Aquella tarde salí corriendo a toda velocidad. Quité a una y cuantas personas pude de mi paso.
En mi teléfono, un par de fotos indescifrables y dos mensajes de ayuda de la chica que acaba de dejarme estaban rematados con una ubicación a la cual me dirigí.
No pregunté nada. No pensé que tal vez pudo tratarse de una equivocación o de un error de los dedos. Sólo corrí.
Llamé al 911 y a cuantas personas pude para que me ayudaran.
Llegué a un enorme centro comercial y comencé a interrogar a todo el mundo hasta que ella por fin llamó desde el teléfono de su novio. Se había quedado sin batería.
Después, nada pasó porque, efectivamente, todo había sido un malentendido. Mientras ordenaban su comida en una de sus salidas, su teléfono me envió un mensaje de emergencia sin que ella lo notara. Después, mi paranoia y mi pésima suerte, me jugaron la peor de las bromas. Había arruinado con mi drama y el escándalo, además, el final de su cita.

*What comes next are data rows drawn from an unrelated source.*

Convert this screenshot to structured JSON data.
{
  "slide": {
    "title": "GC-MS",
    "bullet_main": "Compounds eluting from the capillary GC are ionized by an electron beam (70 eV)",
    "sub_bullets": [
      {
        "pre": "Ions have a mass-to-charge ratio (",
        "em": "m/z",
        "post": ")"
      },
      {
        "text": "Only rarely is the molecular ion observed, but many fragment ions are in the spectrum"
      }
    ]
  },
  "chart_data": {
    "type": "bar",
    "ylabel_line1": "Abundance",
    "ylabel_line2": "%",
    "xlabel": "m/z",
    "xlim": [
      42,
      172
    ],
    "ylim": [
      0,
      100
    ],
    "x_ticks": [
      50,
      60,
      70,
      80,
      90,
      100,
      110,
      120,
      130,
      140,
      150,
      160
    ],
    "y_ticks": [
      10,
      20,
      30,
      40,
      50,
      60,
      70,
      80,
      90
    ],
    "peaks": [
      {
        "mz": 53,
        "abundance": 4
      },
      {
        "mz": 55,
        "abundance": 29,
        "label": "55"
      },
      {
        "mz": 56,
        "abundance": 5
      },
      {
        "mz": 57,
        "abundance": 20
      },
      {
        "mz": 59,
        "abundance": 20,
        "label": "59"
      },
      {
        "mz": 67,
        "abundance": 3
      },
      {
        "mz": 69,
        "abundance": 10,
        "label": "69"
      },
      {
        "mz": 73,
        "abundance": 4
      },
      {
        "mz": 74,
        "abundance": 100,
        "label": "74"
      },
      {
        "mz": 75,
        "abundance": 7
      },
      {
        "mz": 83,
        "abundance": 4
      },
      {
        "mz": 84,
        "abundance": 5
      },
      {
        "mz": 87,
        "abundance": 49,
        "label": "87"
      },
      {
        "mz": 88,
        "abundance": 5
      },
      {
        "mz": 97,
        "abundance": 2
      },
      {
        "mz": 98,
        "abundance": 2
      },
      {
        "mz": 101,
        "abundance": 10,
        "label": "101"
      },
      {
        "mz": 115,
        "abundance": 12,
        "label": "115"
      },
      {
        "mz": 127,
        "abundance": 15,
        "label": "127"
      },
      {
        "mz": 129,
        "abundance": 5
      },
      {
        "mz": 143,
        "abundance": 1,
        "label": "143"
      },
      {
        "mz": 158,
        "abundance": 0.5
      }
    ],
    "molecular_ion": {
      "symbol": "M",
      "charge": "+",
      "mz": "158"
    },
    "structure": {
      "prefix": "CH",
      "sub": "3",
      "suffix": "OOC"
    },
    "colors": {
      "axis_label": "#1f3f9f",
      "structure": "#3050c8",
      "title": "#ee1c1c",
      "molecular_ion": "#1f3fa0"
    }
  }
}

Al colgar la llamada, estaba a 22 kilómetros de casa sin nada que hacer y sin nadie a quien abrazar.
Estaba humillado, pero, al mismo tiempo, muy aliviado. No supe cuánta lástima le provoqué a todas las personas esa tarde.
De vuelta a casa, en el interior de un vagón del metro, me solté a llorar. El válvula de mis ojos se abrió sin control porque tenía el corazón roto, porque estaba humillado, y, sobre todo, porque no había perdido a nadie otra vez. Sólo lloré.
A mitad del camino, antes de llegar a la terminal, un triste payaso caminaba cabizbajo por los andenes. Jorobado y muy exhausto, había subido al vagón a dar su última y agobiante función.
Parecía que el tiempo era su enemigo y, al mismo tiempo, su guion; hizo un pésimo y desganado chiste tras otro… Al menos hasta que, parado en un rincón, vio la nube oscura sobre mi cabeza. Quedó mirándome unos segundos en los cuales. probablemente, entendió cuan destrozado me hallaba… Sí. Sólo él lo hizo.
Carraspeó un poco y comenzó de nueva cuenta su acto, desde cero y con más energía, ésa que a mí me faltaba.
De pronto, mientras el tren avanzaba, no voltear a verlo fue imposible. De pronto su cansancio se había transformado en alegría pura, en rayos de luz. Sus chistes comenzaron a tener sentido, gracia, encanto; el siguiente fue cada vez más gracioso que el anterior.
Su mirada no dejó de cuidarme, además, mientras se desplazaba de un lado a otro por el pasillo del vagón.
Su humor negro y los albures, su último recurso, por fin habían dado resultado.
Al final de su número, después de los malabares, fui quien más fuerte se rio y quien más fuerte aplaudió.
Aquel payaso. al final, me mostró su mejor sonrisa: aunque con maquillaje corrido, sudor y un espacio entre sus dientes, podría jurar que emanaba algún tipo de luz, de magia que podía curar la tristeza.
Mi deprimente imagen chocó con la suya y ambas bajaron en la siguiente parada. Quedamos desnudos.
En
ese instante lo olvidamos: olvidamos que éramos el par de payasos tristes.